Penn State University Press

I developed one of those finish-the-sentence chants to teach my young son to share with other kids. “Sharing is . . . ,” I say, raising my voice to prompt him, and he shouts “. . . good!” Of course, we all know that sharing is . . . hard! But willingly or not, sharing is the new ethic for a new century, one that archaeologists, regardless of age, must adapt to for so many reasons described in Kansa and Whitcher Kansa’s article. It is like preschool all over again for archaeologists, and our authors are those patient teachers urging us to share with each other. This time it is our most precious toys we must lend: our data.

But if data publication is to have a promising future, then advocates like Kansa and Whitcher Kansa must reflect deeply on the cultures of academic sharing. Sharing is cultural, after all, and like all culture, it is mostly learned, and hardly innate. The willingness to distribute the materials that make up the backstage of final publications—the gray literature, the spreadsheets, the images, the really-good-but-rejected grant application—is a habit that emerges through specific disciplinary formations, practices that are learned from mentors and peers early in one’s career.

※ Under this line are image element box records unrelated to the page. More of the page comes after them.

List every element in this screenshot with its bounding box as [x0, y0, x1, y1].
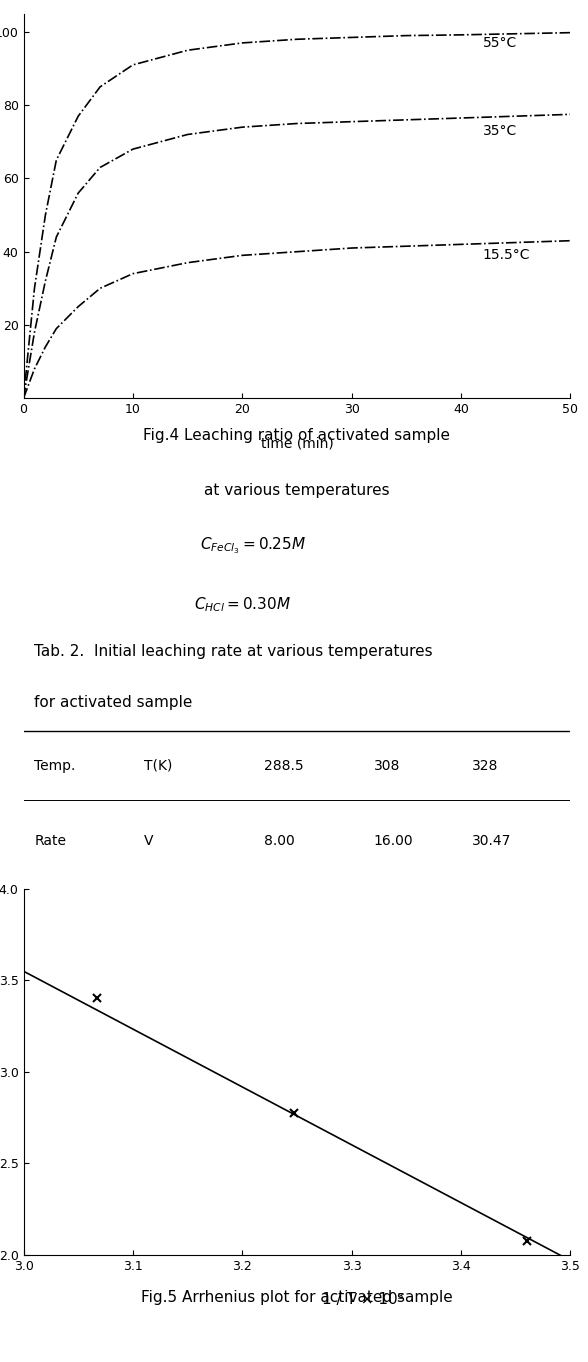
Text: 16.00: 16.00: [373, 835, 413, 849]
Text: V: V: [144, 835, 153, 849]
Text: 8.00: 8.00: [264, 835, 295, 849]
Text: 288.5: 288.5: [264, 759, 304, 772]
Text: 15.5°C: 15.5°C: [483, 248, 530, 263]
Text: for activated sample: for activated sample: [35, 695, 193, 710]
Text: 328: 328: [472, 759, 498, 772]
Text: Fig.5 Arrhenius plot for activated sample: Fig.5 Arrhenius plot for activated sampl…: [141, 1290, 453, 1305]
Text: Rate: Rate: [35, 835, 66, 849]
Text: $C_{FeCl_3} = 0.25M$: $C_{FeCl_3} = 0.25M$: [201, 535, 306, 556]
Text: $C_{HCl} = 0.30M$: $C_{HCl} = 0.30M$: [194, 595, 290, 614]
Text: 30.47: 30.47: [472, 835, 512, 849]
Text: Temp.: Temp.: [35, 759, 76, 772]
X-axis label: time (min): time (min): [260, 437, 333, 451]
Text: at various temperatures: at various temperatures: [204, 482, 390, 497]
Text: Fig.4 Leaching ratio of activated sample: Fig.4 Leaching ratio of activated sample: [143, 428, 450, 444]
Text: 35°C: 35°C: [483, 124, 517, 138]
Text: 308: 308: [373, 759, 400, 772]
Text: T(K): T(K): [144, 759, 172, 772]
X-axis label: 1 / T × 10³: 1 / T × 10³: [322, 1291, 403, 1306]
Text: Tab. 2.  Initial leaching rate at various temperatures: Tab. 2. Initial leaching rate at various…: [35, 644, 433, 659]
Text: 55°C: 55°C: [483, 35, 517, 50]
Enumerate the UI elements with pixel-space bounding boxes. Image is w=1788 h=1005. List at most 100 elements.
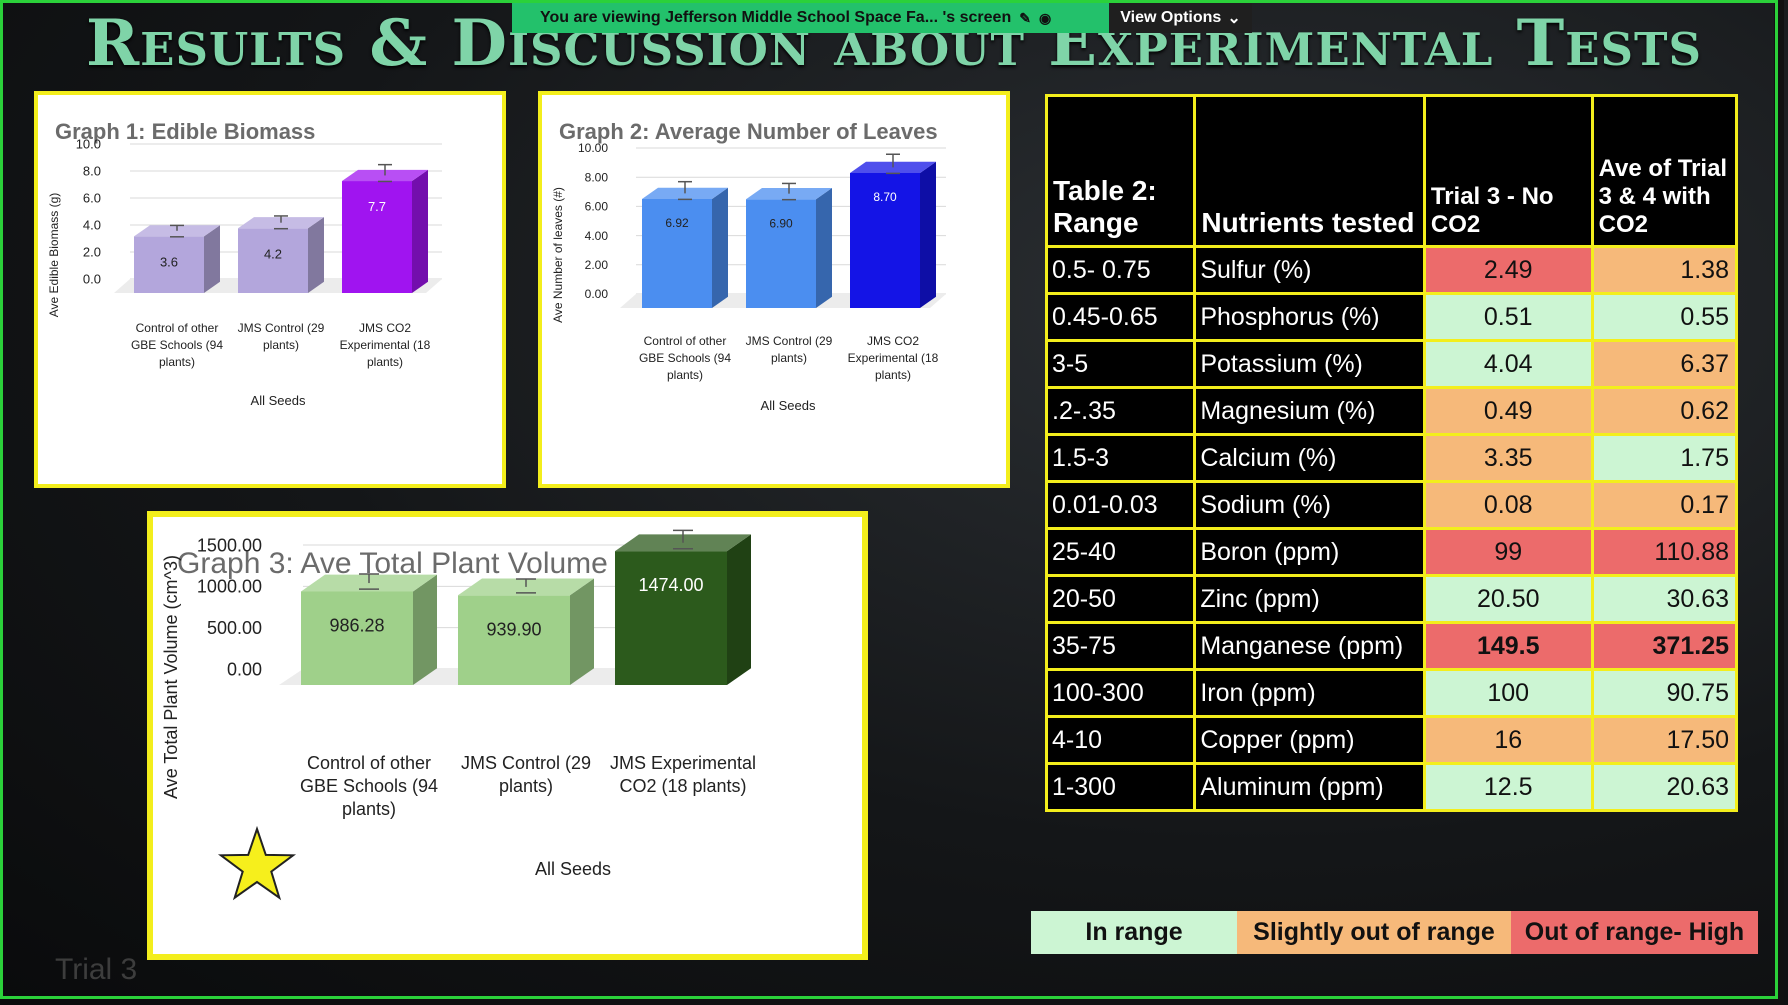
right-edge: [1774, 0, 1784, 1005]
graph3-panel: Graph 3: Ave Total Plant Volume (cm^3) 1…: [147, 511, 868, 960]
bar-top: [850, 161, 936, 173]
table-row: 0.5- 0.75 Sulfur (%) 2.49 1.38: [1044, 245, 1739, 295]
row-trial3-value: 0.08: [1422, 480, 1594, 530]
view-options-label: View Options: [1120, 9, 1222, 26]
y-axis-label: Ave Number of leaves (#): [551, 187, 565, 323]
bar-side: [570, 578, 594, 685]
x-category-label: plants): [263, 338, 299, 352]
row-trial3-value: 149.5: [1422, 621, 1594, 671]
row-trial3-value: 4.04: [1422, 339, 1594, 389]
data-label: 6.92: [665, 216, 689, 230]
row-trial3-value: 99: [1422, 527, 1594, 577]
data-label: 1474.00: [638, 575, 703, 595]
table-row: 1.5-3 Calcium (%) 3.35 1.75: [1044, 433, 1739, 483]
row-nutrient: Calcium (%): [1193, 433, 1426, 483]
row-nutrient: Sulfur (%): [1193, 245, 1426, 295]
row-ave-value: 0.17: [1590, 480, 1739, 530]
bar-side: [204, 225, 220, 293]
x-category-label: plants): [875, 368, 911, 382]
bar-side: [412, 169, 428, 293]
row-range: 0.5- 0.75: [1044, 245, 1197, 295]
graph3-chart: 1500.00 1000.00 500.00 0.00 Ave Total Plant …: [161, 529, 756, 901]
bar-front: [850, 172, 920, 308]
x-category-label: JMS Control (29: [461, 753, 591, 773]
bar-front: [642, 198, 712, 308]
annotate-icon[interactable]: ✎: [1019, 9, 1031, 26]
faint-background-text: Trial 3: [55, 953, 138, 986]
x-axis-label: All Seeds: [251, 393, 306, 408]
bar: [746, 188, 832, 308]
table-row: 20-50 Zinc (ppm) 20.50 30.63: [1044, 574, 1739, 624]
legend-out-high: Out of range- High: [1511, 911, 1758, 954]
x-category-label: plants): [367, 355, 403, 369]
x-axis-label: All Seeds: [535, 859, 611, 879]
data-label: 3.6: [160, 254, 178, 269]
bar: [134, 225, 220, 293]
table-row: 100-300 Iron (ppm) 100 90.75: [1044, 668, 1739, 718]
table-row: 35-75 Manganese (ppm) 149.5 371.25: [1044, 621, 1739, 671]
bar-top: [642, 187, 728, 199]
row-nutrient: Iron (ppm): [1193, 668, 1426, 718]
x-category-label: JMS CO2: [359, 321, 411, 335]
row-ave-value: 20.63: [1590, 762, 1739, 812]
y-tick-label: 4.0: [83, 218, 101, 233]
bar-top: [342, 169, 428, 182]
row-nutrient: Aluminum (ppm): [1193, 762, 1426, 812]
bar-side: [308, 217, 324, 293]
x-category-label: GBE Schools (94: [131, 338, 223, 352]
row-range: 25-40: [1044, 527, 1197, 577]
row-ave-value: 0.55: [1590, 292, 1739, 342]
bar-front: [615, 551, 727, 685]
x-axis-label: All Seeds: [761, 398, 816, 413]
table-header-row: Table 2: Range Nutrients tested Trial 3 …: [1044, 94, 1739, 248]
bar: [615, 534, 751, 685]
data-label: 986.28: [329, 615, 384, 635]
data-label: 4.2: [264, 246, 282, 261]
row-nutrient: Sodium (%): [1193, 480, 1426, 530]
y-tick-label: 0.00: [227, 659, 262, 679]
y-tick-label: 4.00: [585, 229, 609, 243]
x-category-label: GBE Schools (94: [639, 351, 731, 365]
row-trial3-value: 20.50: [1422, 574, 1594, 624]
bar-side: [712, 187, 728, 308]
bar-front: [458, 595, 570, 685]
data-label: 8.70: [873, 190, 897, 204]
row-ave-value: 90.75: [1590, 668, 1739, 718]
row-range: 0.01-0.03: [1044, 480, 1197, 530]
legend-in-range: In range: [1031, 911, 1237, 954]
bar: [458, 578, 594, 685]
row-nutrient: Copper (ppm): [1193, 715, 1426, 765]
nutrients-table: Table 2: Range Nutrients tested Trial 3 …: [1044, 94, 1739, 812]
bar-front: [746, 199, 816, 308]
y-tick-label: 2.00: [585, 258, 609, 272]
graph2-title: Graph 2: Average Number of Leaves: [559, 119, 938, 144]
graph2-chart: 10.00 8.00 6.00 4.00 2.00 0.00 Ave Number of l…: [551, 141, 946, 413]
star-icon: [217, 825, 297, 901]
y-tick-label: 2.0: [83, 245, 101, 260]
row-range: 4-10: [1044, 715, 1197, 765]
row-ave-value: 17.50: [1590, 715, 1739, 765]
y-tick-label: 1500.00: [197, 535, 262, 555]
row-range: 20-50: [1044, 574, 1197, 624]
bar: [342, 169, 428, 293]
row-ave-value: 1.38: [1590, 245, 1739, 295]
y-tick-label: 6.0: [83, 191, 101, 206]
view-options-button[interactable]: View Options ⌄: [1109, 3, 1252, 33]
table-legend: In range Slightly out of range Out of ra…: [1031, 911, 1758, 954]
header-range: Table 2: Range: [1044, 94, 1197, 248]
bar-front: [134, 236, 204, 293]
x-category-label: JMS Control (29: [238, 321, 325, 335]
x-category-label: plants): [667, 368, 703, 382]
y-tick-label: 500.00: [207, 618, 262, 638]
y-tick-label: 8.0: [83, 164, 101, 179]
table-row: 0.01-0.03 Sodium (%) 0.08 0.17: [1044, 480, 1739, 530]
record-icon[interactable]: ◉: [1038, 9, 1052, 26]
chevron-down-icon: ⌄: [1227, 10, 1241, 27]
graph1-chart: 10.0 8.0 6.0 4.0 2.0 0.0 Ave Edible Biomass (g…: [47, 137, 442, 408]
x-category-label: GBE Schools (94: [300, 776, 438, 796]
graph1-panel: Graph 1: Edible Biomass 10.0 8.0 6.0 4.0 2.0…: [34, 91, 506, 488]
row-trial3-value: 100: [1422, 668, 1594, 718]
screen-share-banner: You are viewing Jefferson Middle School …: [512, 3, 1109, 33]
bar-front: [301, 591, 413, 685]
bar-top: [301, 574, 437, 592]
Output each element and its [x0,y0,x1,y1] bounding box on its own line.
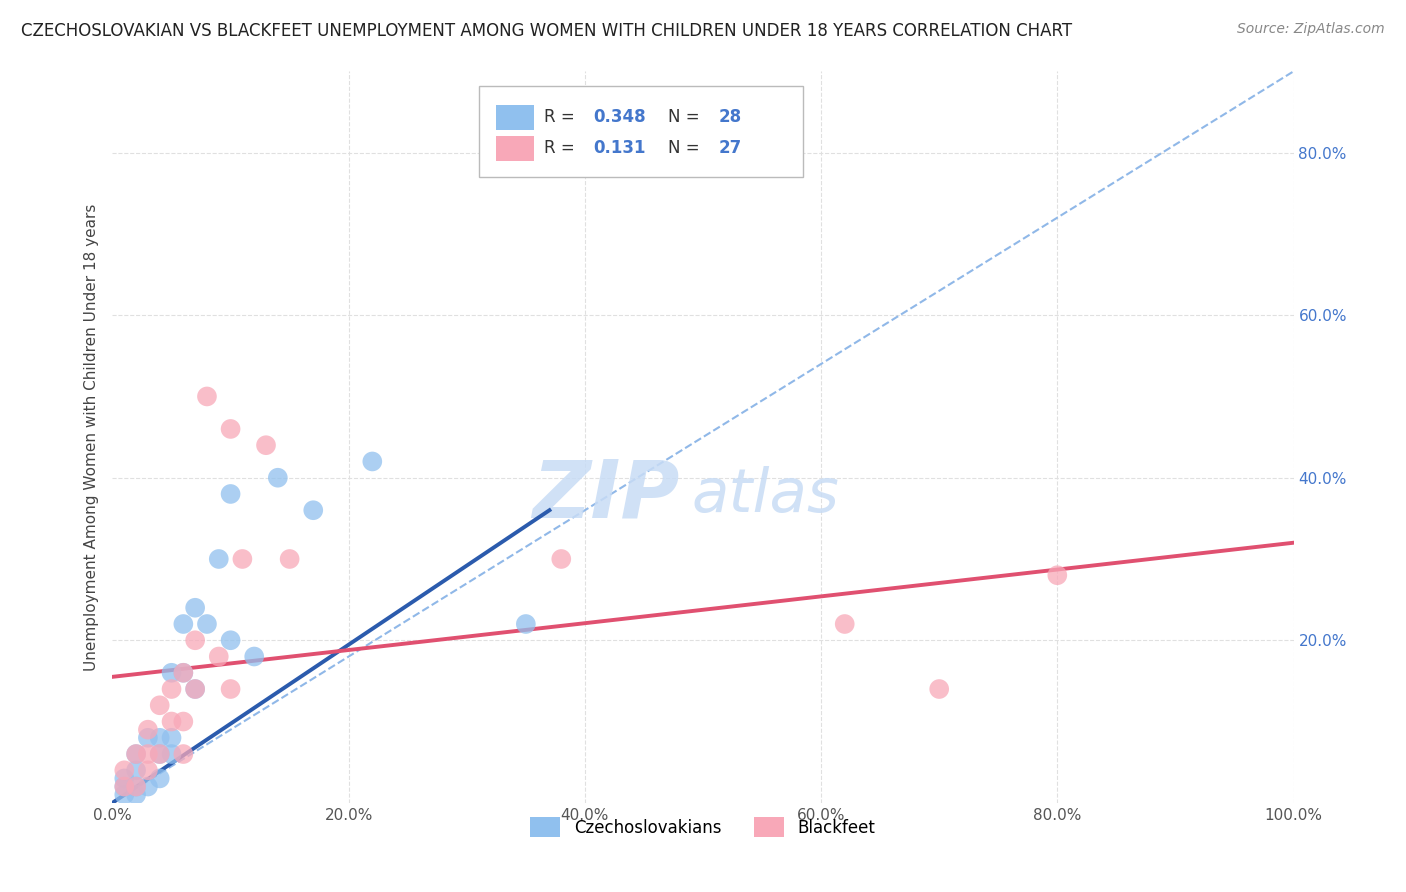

So I believe our authors are still trying to decipher archaeology’s far from homogeneous attitudes toward sharing. Case in point is the way they mistakenly typecast their audience as academics pressured to manufacture only traditional print-run publications in the highest ranked journals. Scholars supposedly have no time for projects like data sharing that bring little credit from university promotion committees. This is partly true, of course. But this type-cast scholar, a highly rational hamster, wheel-peddling her way to tenure, is somewhat of a straw man. Academics—like this author, who is writing an un-refereed response in the first issue of a fledgling journal—make contributions to knowledge that are rarely acknowledged in their promotion cases.

In order to get at the crux of this issue, one should not ask why archaeologists don’t share, but rather, why (and when) do they share? Any pretense of altruism should be discarded immediately; studies on sharing, cooperation, and collaboration demonstrate that when people give, they implicitly expect reciprocity, maybe not from the immediate receiver, but from some other source at a later time. Data is therefore a type of capital (sensu Bourdieu) that is displayed and exchanged in ways that boost the reputation of scholars and their projects. If one has BIG data sets, their display leaves admirers awe-struck and competitors envious. Or the discovery of a singularized datum that is reported in the media—an inscription or a monumental sculpture—boosts a scholar’s reputation in the public eye. Archaeologists obviously surrender their capital when it is strategically beneficial for them or their projects. But the calculated timing of such events is potentially revealing for data-sharing advocates. More research is needed to identify the co-occurring circumstances and pressures that give rise to these moments of sharing.

A few of my early mentors warned me not to share data before “final” publication. I remember us scrambling when a supposed adversary was visiting. Lock the door, hide the keys, deflect questions. I was told that if we hid the materials until the last possible minute, we could then retain control over its interpretation. That data is still not published (the adversary’s is). But now I do share, for so many reasons, beyond the fact that it earns me capital. I believe the authors are correct that sharing data in open-access platforms is a public good, especially for those working at public institutions or with public funding. I also share for practical reasons: my office in Berkeley sits above the Hayward Fault and when the Big One happens, all of my notes, books, and data may be buried under nine floors of office debris. It helps me sleep easier at night knowing [End Page 100] that not all will be lost. But I also share—and this is where the authors need to take note—because I want to prove to the world that I can dig up something old, label, photograph, and draw it, and then share it with the world very fast, proving that I am, indeed, an archaeologist, perhaps even a competent one. I can’t be the only researcher out there with this anxiety to prove myself worthy, an anxiety that data-sharing gurus help to alleviate.

A final thought for our authors that returns to my earlier comment on data as capital: data-sharing needs to be cool, it has to be hip, it must be sexy. Data sharing needs to be so cool, in fact, that we can overhear somebody at conferences yelling, “What? I can’t download the data for your paper?” Facebook and other social media websites have taught us that people share their information because they wish to feel like they belong to exclusive communities, real or imagined, physical or digital, of like-minded people. Rebranding data sharing as a practice in which only the highest caliber, most cutting-edge scholars are participating will attract a new generation of contributors. One may counter-argue with good reason that these changes would sacrifice the techy look needed to build trust with agencies like the NSF and NEH. But once a site has a good platform built (which many of them do), a professional reputation, and standard protocols, our authors need to consider the perennial need of contributors to feel like they belong to the coolest club in archaeology.